TWO visiting artists graced the stage for the Westmorland Orchestra’s recent concert in Kendal Leisure Centre, writes CLIVE WALKLEY. Bob Chasey, a former principal second violinist with the BBC Philharmonic Orchestra, was making his debut as guest conductor with the orchestra. Also appearing as guest soloist was the young violinist, Sophie Rosa. Her performance of Vaughan William’s lovely Romance The Lark Ascending was one of the highlights of the evening. Her sound flowed seemingly effortlessly as she soared higher and higher into the upper register holding the audience spellbound.

The rest of the programme consisted of short items of well-known classics. Sibelius rousing, ever-popular Finlandia opened the concert. Urged on by their enthusiastic conductor, the brass players clearly relished the prominence given to them while the string section produced a good solid tone in the big patriotic tune that is at the core of this very popular piece. Selections from Tchaikovsky's Nutcracker Suite completed the first half of the programme. Sadly, there were some disappointing moments in this performance: tempi were often on the sluggish side and there were some lapses of balance and intonation in the wind department.

The second half of the concert opened with great panache with the most famous of Sousa’s 136 marches, the one known as Liberty Bell, so called because it does feature a ship’s bell, gloriously out of tune with the rest of the orchestra! Then came two movements from Grieg's Peer Gynt Suite and Bizet's Farandole from his L'Arlésienne Suite. Again there were some disappointments in the performance of the Grieg, but the whole orchestra came alive in the Bizet.

Next it was the turn of the string section to show what they could do in Mascagni's famous Intermezzo from Cavalleria Rusticana. The tone was rich, expressive and powerful as they delivered Mascagni's hit tune.

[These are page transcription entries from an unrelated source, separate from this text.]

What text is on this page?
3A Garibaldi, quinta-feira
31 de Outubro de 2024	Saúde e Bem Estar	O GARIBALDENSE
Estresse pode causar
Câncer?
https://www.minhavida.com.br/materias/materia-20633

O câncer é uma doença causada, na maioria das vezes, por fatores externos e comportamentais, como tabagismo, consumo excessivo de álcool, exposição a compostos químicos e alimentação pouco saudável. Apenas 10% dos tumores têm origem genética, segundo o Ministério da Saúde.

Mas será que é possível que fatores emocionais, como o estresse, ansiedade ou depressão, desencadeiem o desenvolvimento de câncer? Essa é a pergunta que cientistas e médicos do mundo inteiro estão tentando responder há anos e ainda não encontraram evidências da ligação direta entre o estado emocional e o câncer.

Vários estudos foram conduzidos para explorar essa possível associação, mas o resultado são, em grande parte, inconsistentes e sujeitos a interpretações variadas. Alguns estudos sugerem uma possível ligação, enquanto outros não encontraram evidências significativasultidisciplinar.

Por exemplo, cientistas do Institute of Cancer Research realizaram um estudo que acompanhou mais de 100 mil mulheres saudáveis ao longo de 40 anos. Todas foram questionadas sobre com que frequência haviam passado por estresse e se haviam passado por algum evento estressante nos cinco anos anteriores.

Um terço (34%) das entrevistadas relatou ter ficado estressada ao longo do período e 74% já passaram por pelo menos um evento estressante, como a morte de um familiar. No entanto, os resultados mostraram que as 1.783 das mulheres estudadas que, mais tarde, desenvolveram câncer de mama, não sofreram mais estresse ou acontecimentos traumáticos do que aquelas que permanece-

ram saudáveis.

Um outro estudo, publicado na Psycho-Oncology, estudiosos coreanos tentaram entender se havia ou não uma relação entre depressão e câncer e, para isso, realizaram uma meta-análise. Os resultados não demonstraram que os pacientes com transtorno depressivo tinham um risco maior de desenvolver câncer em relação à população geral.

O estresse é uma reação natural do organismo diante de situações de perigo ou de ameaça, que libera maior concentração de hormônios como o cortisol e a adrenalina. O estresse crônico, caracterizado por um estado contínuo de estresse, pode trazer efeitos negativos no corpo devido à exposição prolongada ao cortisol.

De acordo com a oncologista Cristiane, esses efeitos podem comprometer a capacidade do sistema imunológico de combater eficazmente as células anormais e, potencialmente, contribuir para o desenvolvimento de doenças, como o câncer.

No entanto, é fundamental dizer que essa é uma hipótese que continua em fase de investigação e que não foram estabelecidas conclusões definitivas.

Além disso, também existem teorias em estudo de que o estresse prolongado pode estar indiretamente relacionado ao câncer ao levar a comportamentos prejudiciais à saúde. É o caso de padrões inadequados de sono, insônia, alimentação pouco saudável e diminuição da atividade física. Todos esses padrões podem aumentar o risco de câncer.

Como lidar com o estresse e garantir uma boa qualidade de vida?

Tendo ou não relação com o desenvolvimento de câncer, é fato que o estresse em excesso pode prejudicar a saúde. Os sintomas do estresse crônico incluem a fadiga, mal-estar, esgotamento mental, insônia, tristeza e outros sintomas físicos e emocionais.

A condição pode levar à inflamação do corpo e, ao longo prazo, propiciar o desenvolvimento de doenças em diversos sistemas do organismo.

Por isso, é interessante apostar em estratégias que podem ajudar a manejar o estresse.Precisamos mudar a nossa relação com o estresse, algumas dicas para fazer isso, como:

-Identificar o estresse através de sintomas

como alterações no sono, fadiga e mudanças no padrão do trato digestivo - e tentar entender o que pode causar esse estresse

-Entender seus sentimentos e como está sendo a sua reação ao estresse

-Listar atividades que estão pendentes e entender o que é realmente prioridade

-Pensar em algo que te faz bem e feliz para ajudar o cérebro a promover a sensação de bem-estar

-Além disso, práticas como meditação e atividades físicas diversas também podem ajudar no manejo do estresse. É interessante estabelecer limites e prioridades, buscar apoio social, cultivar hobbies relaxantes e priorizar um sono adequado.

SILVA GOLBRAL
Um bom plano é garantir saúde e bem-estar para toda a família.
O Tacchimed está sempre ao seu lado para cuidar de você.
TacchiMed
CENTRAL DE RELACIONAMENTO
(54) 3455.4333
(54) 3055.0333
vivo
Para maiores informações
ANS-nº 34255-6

The concert concluded with Johann Strauss' Blue Danube Waltz and Elgar's stirring Pomp and Circumstance March No 1. This, of course, is the piece that by tradition ends the BBC Proms concert season every year; the patriotic tune Land of Hope and Glory - words commissioned by King Edward VII - forms a climax. Perhaps inspired by a royal occasion, the orchestra produced some of the best playing of the evening.

Finally, this concert marked the last appearance of one of the orchestra’s long-standing members. It was announced that principal clarinettist, Ian Ronald, was retiring from the orchestra after 50 years service. This is a remarkable achievement and Ian's fine sensitive playing will live long in our memories.